Founding the Chamber > Evacuation Day
As British defeat appeared more likely, the meetings minutes grew briefer, and more members were cited for absences and tardiness. Finally, after seven years of occupation, the British retired from the city on November 25, 1783. With them went several elite merchants. Isaac Low left for exile in England, taking with him the silver seal of the Chamber of Commerce.
The American celebrations of Evacuation Day began with a thirteen-gun salute that chased the British through the Narrows, and continued for a week. Among the most raucous revelers were the merchants who remained; the itemized bill for their feast included, “120 dinners, 135 bottles Madira, 36 bottles Port, 60 bottles English beer, 30 Bouls Punch, 60 Wine Glass Broken, 8 Cutt decanters Broken, Coffee for 8 Gentlemen.”

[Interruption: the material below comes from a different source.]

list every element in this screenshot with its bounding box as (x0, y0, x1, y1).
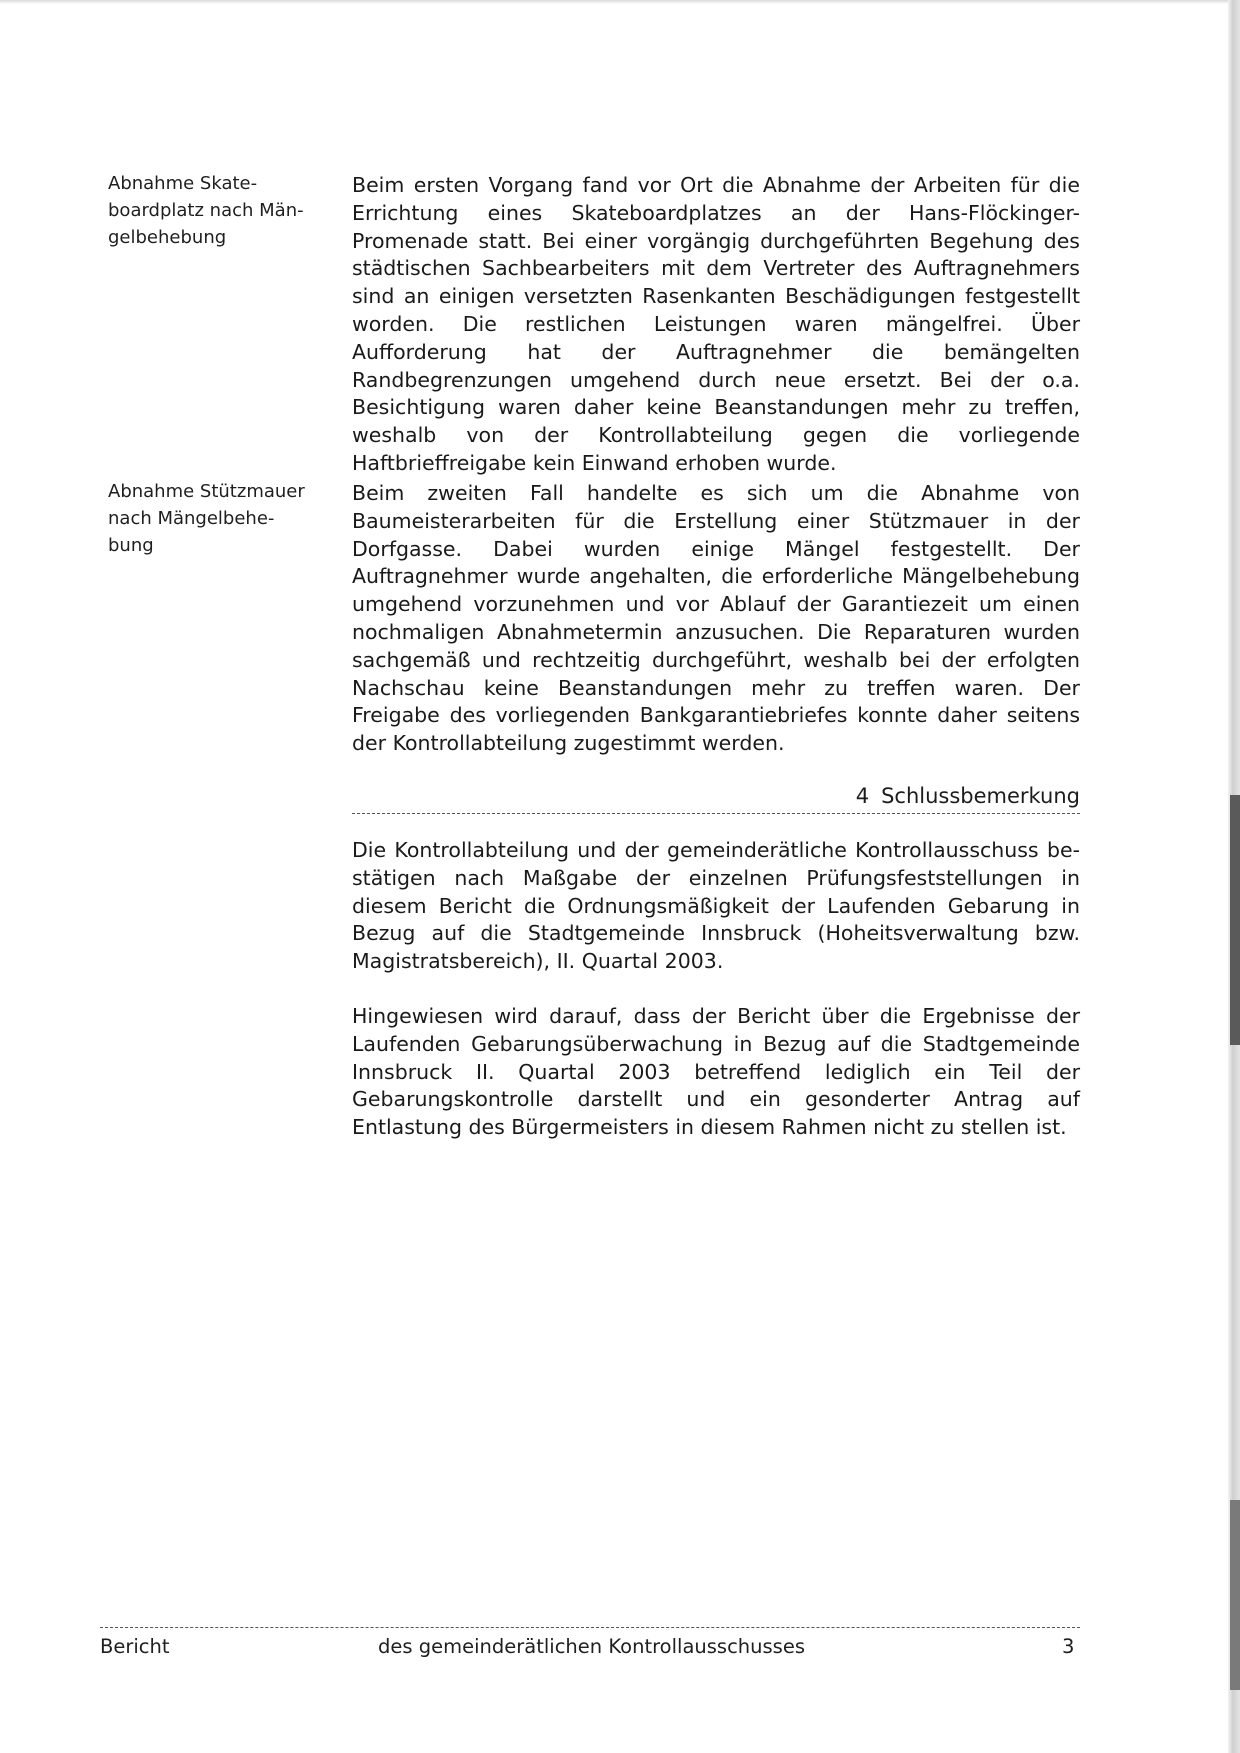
heading-divider (352, 813, 1080, 814)
paragraph-conclusion-1: Die Kontrollabteilung und der gemeinderätliche Kontrollausschuss bestätigen nach Maßgabe der einzelnen Prüfungsfeststellungen in diesem Bericht die Ordnungsmäßigkeit der Laufenden Gebarung in Bezug auf die Stadtgemeinde Innsbruck (Hoheitsverwaltung bzw. Magistratsbereich), II. Quartal 2003. (352, 838, 1080, 974)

In later years, chroniclers of the Chamber’s history tended to dodge the delicate question of collaboration with the British. “Words of censure are not becoming here or now. The actors in these scenes have met their final judgment,” secretary John Austin Stevens had insisted in the 1860s. “Over the errors of the defeated, discomfited royalists, let oblivion draw its dusky veil.” In the twentieth century, the activities of Low and the others were elided further. “The Revolutionary War presented an interlude in the activities of the Chamber,” was the gloss offered by L. Elsa Loeber, the institution’s official librarian, in the 1930s.
But, in the 1780s, there was no need for such word games. People knew the Chamber’s record, and confronted it. Merchants displaced by the war returned and resumed their meetings, despite the knowledge that the “Charter of the said Chamber had been forfeited and lost by reason of the Misuse and Nonuse of the same.” Since the King no longer held authority, they petitioned the state legislature for a new charter. The institution’s abetting of the British may have appeared odious, but its perceived value apparently outweighed any and all disapprobation. In April 1784, the charter was approved and the body took its new name: the Chamber of Commerce of the State of New-York.